Address: Forest Lodge, 31 Mill Lane, Leixlip, Co Kildare, W23 W7P2

Asking price: €650,000

Agent: Coonan Property

Behind these gates is a pretty little detached gate lodge that gives you privacy while having amenities on your doorstep. Leixlip village centre is a five-minute walk.

It also has a somewhat tenuous link to the lesser-known part of the house of Guinness story. The part that explains that the world-famous brewery at St. James Gate in Dublin 8 was not the first place to carry Arthur Guinness’ name.

Before St.
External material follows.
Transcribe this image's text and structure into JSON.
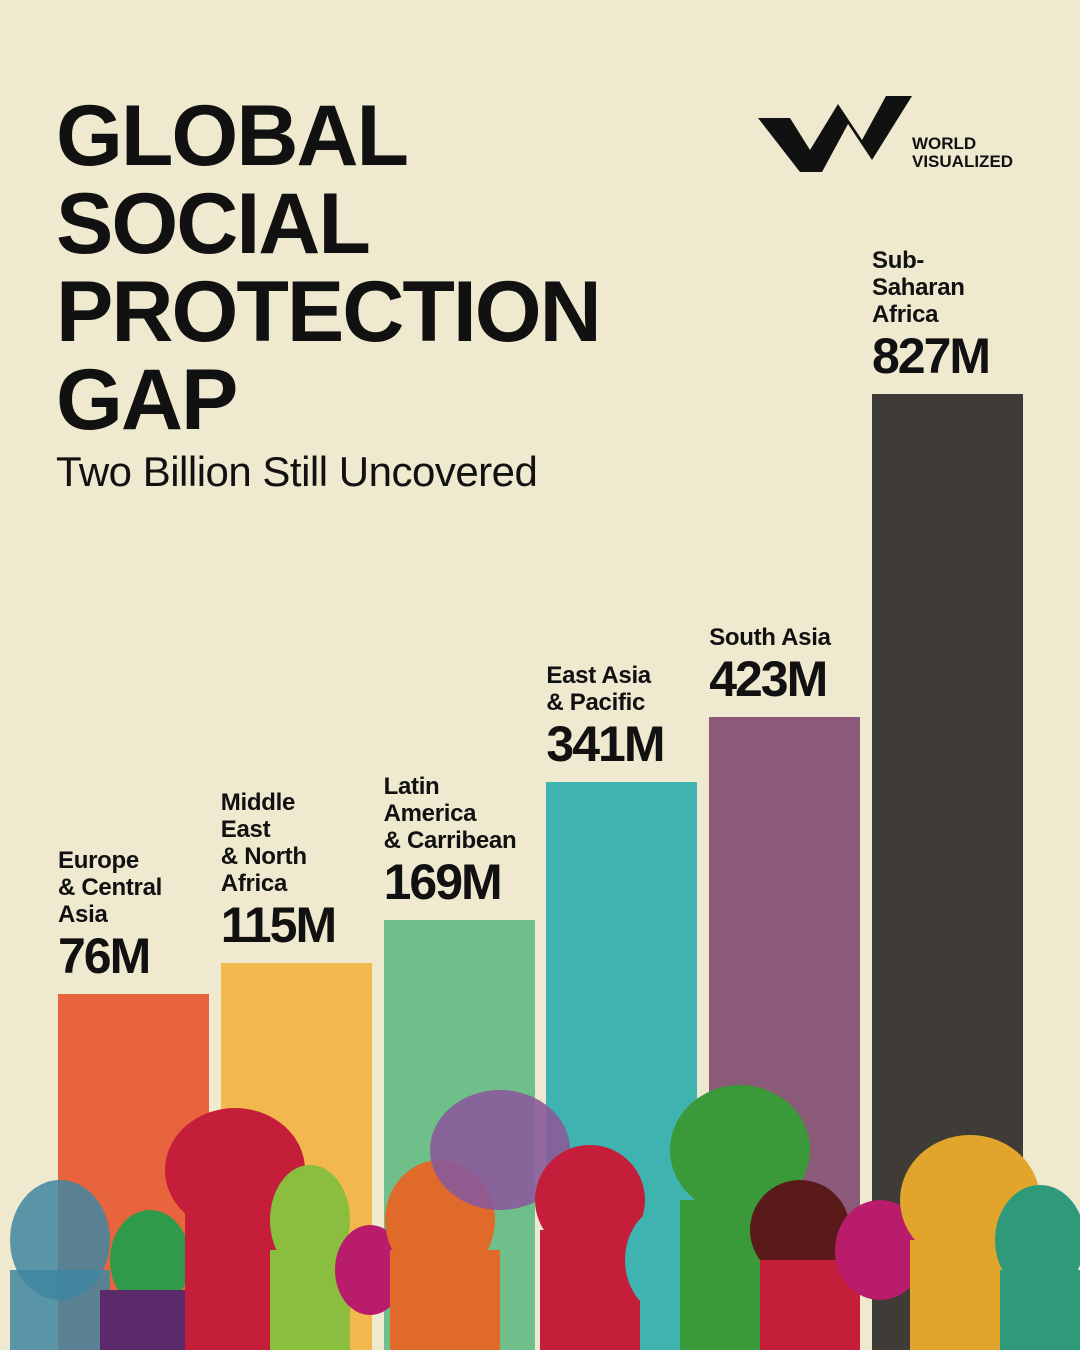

James’ Gate existed and using an inheritance from his godfather Arthur Guinness bought a lease on a brewery in Leixlip that dates from 13th September, 1756.

A copy of the original lease is displayed in the Court Yard Hotel, the site of this ale-making brewery, which had a view of Leixlip Castle, latterly owned by the Guinness family.

gate lodge

The brewery site was appropriately named Castleview. Its mill race extended down to a mill, and some of these buildings still exist today at the end of Mill Lane.

Part of the mill race is also still visible.

In 1759, Arthur left the Leixlip brewery to his brother Richard and acquired the St. James’s Gate lease in Dublin.

He turned his attention to porter, and the rest is history.

Downstream from Castletown House and Leixlip Castle, almost the end of the mill race, Forest Lodge was once the gate lodge to Marshfield House, a pretty Queen Anne-style property that was built by an innkeeper and whose lawns run down to the banks of the Liffey.

A two-bedroom, two-bathroom property, it extends to about 92 square metres.

But it is its surroundings and outbuildings that should pique the interest of those who want to live centrally but channel nature and some big house bragging rights, whilst living in the centre of the heritage village.

Set on 0.8 of an acre, it is accessed from Mill Lane through stone gated piers.

It has mature trees, some granite boundary walls, and abounds The Black Avenue to the south, although presently there is no physical entrance on this side of the property.

The next owner should install pedestrian access across the road is St Catherine’s Park, 200 acres of woodland and grassland, with the river Liffey running through it.

It also links Leixlip to Lucan and is home to the Liffey Descent canoe race.

Any future owner who fancies kayaking or SUP will only have a round trip of about 500 metres to get to the water and back.

The cut stone-fronted house has a striking living room with a vaulted ceiling and exposed timber beams.

The kitchen is centred around a four-door Aga.

The layout may need a little reworking.

The second bedroom is off the living room.

The principal bedroom is housed in the flat-roofed extension to the rear.

It has an ensuite, and there is another room off it.

There are long, narrow stone outbuildings that extend to about a further 92 square metres, and there is also a double garage, a timber structure, that adds another 65 square metres of potential space.

The house is single-storey, but there is scope to incorporate the stone buildings into the layout and extend its footprint and size.

There is also some development potential, but it should be noted that the site slopes up to The Black Avenue

Coonan Property is seeking €650,000 for the Ber-exempt property.